The main advantage of the 3PCP model is that the model divides the population into three categories—the lower, middle, and upper income groups—and analyses them simultaneously, unlike previous literature that analyses each group separately. Additionally, the shape parameters in the Pareto and inverse Pareto distributions give insight on the levels of income inequality in the upper and lower income groups, respectively. Knowing how the income inequality changes in the lower and upper income groups may help policy makers in making decisions. Additionally, it is found, at least for the Malaysian household income, that the proportion of data following the inverse Pareto distribution is highly correlated with the official absolute poverty incidence. Therefore, the 3PCP model can be used to estimate the absolute poverty incidence in a country without having to find the poverty line income, which can be difficult.

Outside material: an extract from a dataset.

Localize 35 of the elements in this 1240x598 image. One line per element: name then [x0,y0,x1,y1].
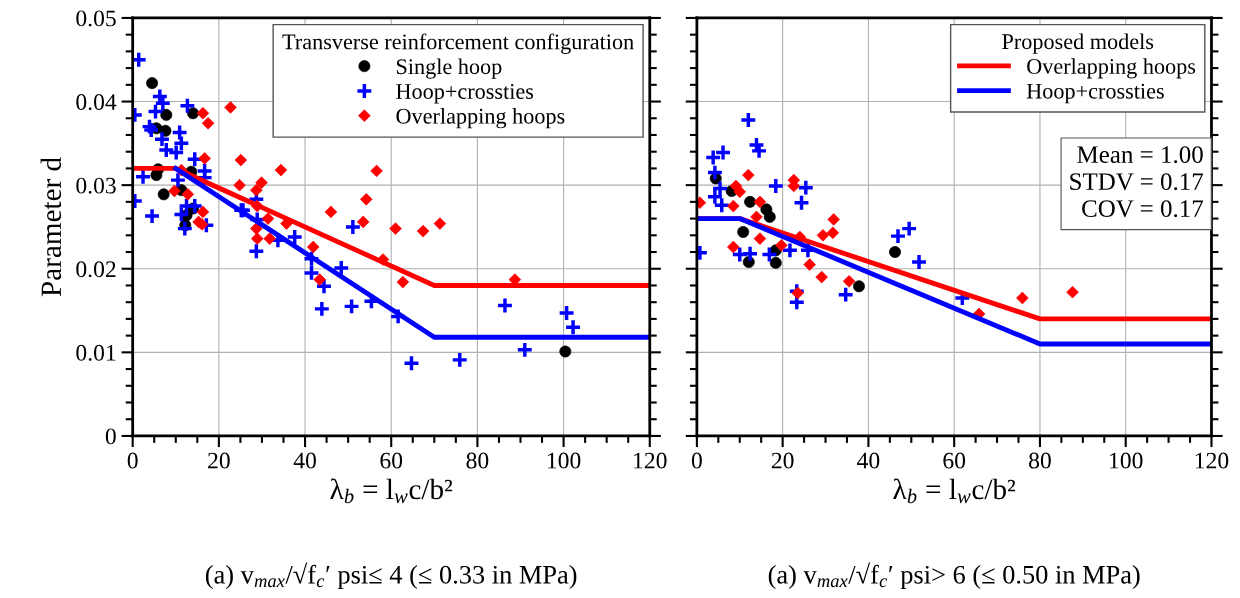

However there are some challenges to the 3PCP model. First, due to the model complexity, the parameter estimation process can be difficult. In this paper, the parameters are estimated numerically which may not give reliable results. In some cases, several initial values were used to find the maximum likelihood estimates and there is no guarantee that the numerically estimated values are the ones that maximize the likelihood. Additionally, the lower, middle, and upper income groups derived from the 3PCP model may not align with the definition used by the governments and policy makers. In many countries, the income groups are defined by the quantiles, for example lower income earners are those in the bottom 40% of the population. The classification based on the quantiles are easier to be understood by the general public, compared to estimates found using the 3PCP model.

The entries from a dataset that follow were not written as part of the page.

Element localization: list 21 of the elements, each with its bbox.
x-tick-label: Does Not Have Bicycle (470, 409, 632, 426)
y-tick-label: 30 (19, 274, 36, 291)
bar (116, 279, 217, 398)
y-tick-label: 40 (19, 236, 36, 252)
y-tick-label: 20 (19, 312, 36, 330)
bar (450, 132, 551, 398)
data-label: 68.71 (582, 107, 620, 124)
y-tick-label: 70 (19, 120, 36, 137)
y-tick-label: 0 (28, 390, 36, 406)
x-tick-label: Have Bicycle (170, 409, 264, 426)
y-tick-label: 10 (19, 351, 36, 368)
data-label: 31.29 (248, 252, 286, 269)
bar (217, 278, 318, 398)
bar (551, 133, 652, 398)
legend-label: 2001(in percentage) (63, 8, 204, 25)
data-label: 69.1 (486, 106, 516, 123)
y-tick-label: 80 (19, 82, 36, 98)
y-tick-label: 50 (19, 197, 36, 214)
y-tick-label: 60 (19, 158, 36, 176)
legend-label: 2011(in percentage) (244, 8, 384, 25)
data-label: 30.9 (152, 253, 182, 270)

For future work, the performance of the 3PCP model must be assessed for other countries and not just Malaysia. It would be interesting to see if the 3PCP model can explain properties of income distribution in other countries. This paper focuses on the household income in Malaysia due to data availability and to make comparison with poverty incidence based on poverty line income. We expect the 3PCP model to fit income distribution of other countries. Comparison on the proportions of data following the Pareto and inverse Pareto distributions based on the 3PCP model can also be made for different countries. Furthermore, the robustness of the 3PCP model may be explored further, but we expect that the robustness of the 3PCP model to be similar to the Pareto distribution for data with extreme outliers. Robust estimators for the 3PCP model may also be developed.